Школьные годы занимают длинный и богатый впечатлениями период жизни человека. Они оставляют о себе долгую и светлую память. Мы до старости помним тех, с кем играли на переменах в перышки, делились завтраком, решали вместе арифметические столбики — легкие, добрые столбики, на смену которым пришли затем мучительно трудные операции извлечения корней, — помним, но, разбредясь по всей стране, теряем друг друга из виду, и часто — навсегда. Только мелькнет иной раз в газете фамилия — Малаховский, генерал артиллерии. Задумаешься: а не Валька ли это, большеголовый, длиннорукий силач Валька? Он ведь и в самом деле увлекался пиротехникой, взрывал на школьном дворе какие–то «лягушки» из пороха и оберточной бумаги и, не выучив немецкого, чтобы сорвать этот ненавистный ему урок, накладывал в чернильницы карбида, отчего по классу распространялось дьявольское зловоние. Или из театральной афиши узнаешь, что Верочка Осокина, писклявая девчушка с похожими на рожки бантиками над ушами, стала артисткой, что ее фамилию печатают крупно, значит, уже известная. Но вот Малаховский, вот Осокина… А где же Катя Цветкова, степенная толстуха, так объяснявшая разницу между термометрами Цельсия и Реомюра: «Реомюр разделил свой бок на восемьдесят частей, а Цельсий на сто». Где Аркадий Перевощиков, который, вызывая всеобщую зависть мальчишек, мог пробежать на руках весь школьный коридор? И где, наконец, Тося Андреева, к ногам которой вы в пятнадцать лет положили свое встревоженное первой любовью и, как вам казалось, жестоко разбитое сердце? Вы с ней гуляли по Семинарскому саду, держась друг от друга на добрую сажень, и говорили о всяческих весьма значительных вещах. О космосе: как это он не имеет границ. Удивительно. Об Икаре: хотелось бы взлететь к солнцу. Об ученом коте Тосиной бабушки: он умел мурлыкать краковяк из оперы «Иван Сусанин», наслушался граммофона. Да, да, умел, умел, умел…

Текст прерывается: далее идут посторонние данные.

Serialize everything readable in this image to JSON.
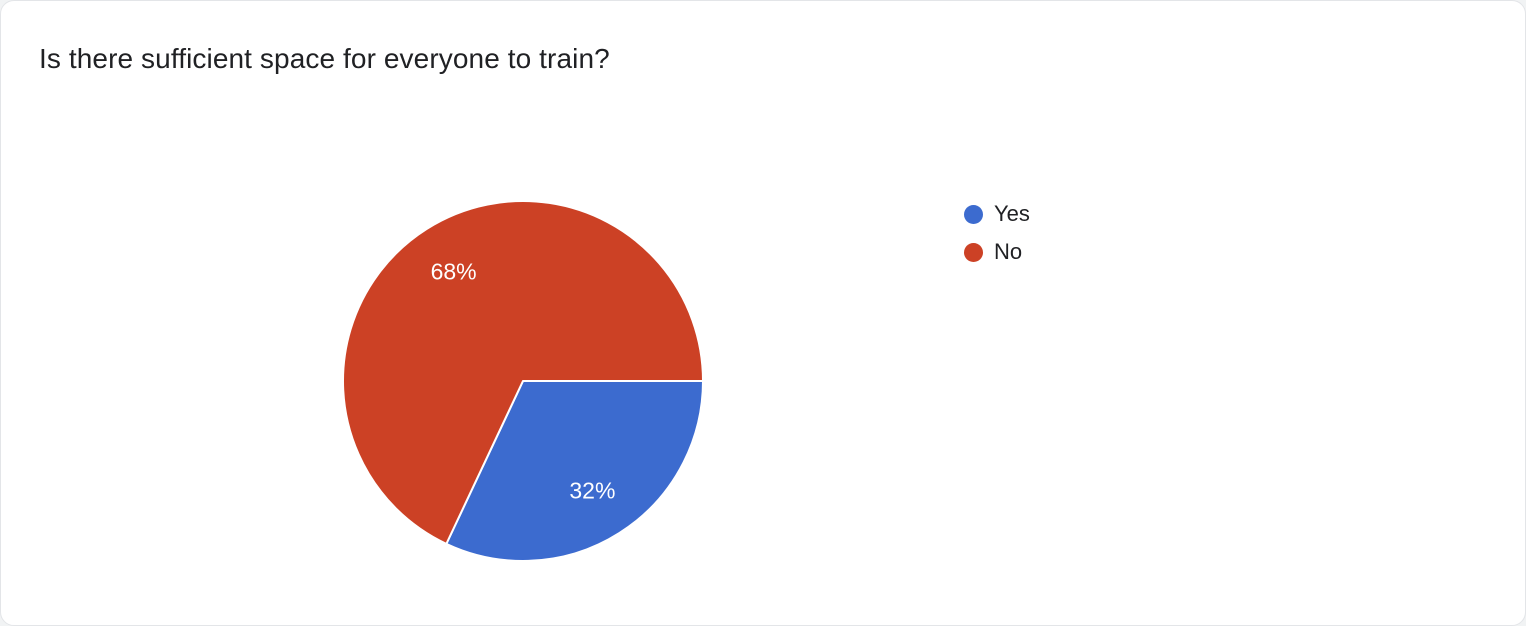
{
  "card": {
    "title": "Is there sufficient space for everyone to train?"
  },
  "chart_data": {
    "type": "pie",
    "title": "Is there sufficient space for everyone to train?",
    "categories": [
      "Yes",
      "No"
    ],
    "values": [
      32,
      68
    ],
    "unit": "%",
    "slice_labels": [
      "32%",
      "68%"
    ],
    "colors": [
      "#3c6bcf",
      "#cc4125"
    ],
    "legend_position": "right",
    "start_angle_deg": 0,
    "direction": "clockwise",
    "legend": [
      {
        "label": "Yes",
        "color": "#3c6bcf"
      },
      {
        "label": "No",
        "color": "#cc4125"
      }
    ]
  }
}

Говорили обо всем, но только не о том, о чем бы вам хотелось. Об этом вы лишь вздыхали и безмолвно твердили друг другу глазами. Где же вы, Тося Андреева? Есть ли еще у вас моя фотография — мальчишка в кепочке, впервые повязавший полосатый галстук? А я вашу храню до сих пор — вы на ней по–прежнему такая же гордая, полная достоинства от сознания славы самой красивой девочки во всей нашей части города, на всех двенадцати улицах за Федоровским ручьем…
Вспоминая школьных друзей, Лаврентьев вошел в теплый класс одним из первых. Он застал там лишь Дарью Васильевну, которая, разложив на учительском столике папки, перебирала возле лампы старые протоколы, да директора школы Нину Владимировну Гусакову — тоже, видимо, когда–то самую красивую девочку на своей улице. Но Нина Владимировна поседела в тот день, когда от бомбы погибли ее дети, близнецы–двухлетки, и осколочный шрам исказил черты лица, придав им злое выражение, что никак не шло к мягкому характеру Нины Владимировны.
— Готов? — спросила Дарья Васильевна.
— Так точно, товарищ начальник! — ответил Лаврентьев и, чтобы не мешать секретарю, которая вновь занялась протоколами, вполголоса заговорил с Ниной Владимировной о школьных делах. Он был хороший докладчик — это и в институте и в армии отмечали, — и знал, что перед самым докладом уже не надо о нем думать, напротив — надо отвлечься от поспешно складывающихся в уме новых фраз и формулировок. Они только запутают дело.
Вскоре пришли Антон Иванович и Ася, потом. Павел Дремов с шофером Николаем Жуковым, Анохин, завмаг, и, когда Дарья Васильевна, окинув взором класс, сказала: «Кворум полный», — на партах перед нею сидели все коммунисты Воскресенского, за исключением Клавдии Рыжовой. «На курсах», — Дарья Васильевна поставила карандашом против ее фамилии минус. Она вынула из кармана жакета целлулоидный футлярчик с очками, положила его на стол. Никто никогда не видал Дарью Васильевну в очках, но футлярчик этот знали все колхозники, и был он. для них загадкой и предметом всяческих шуток. Рядом с футлярчиком легли на стол часы. Дарья Васильевна подправила фитиль в лампе, встала.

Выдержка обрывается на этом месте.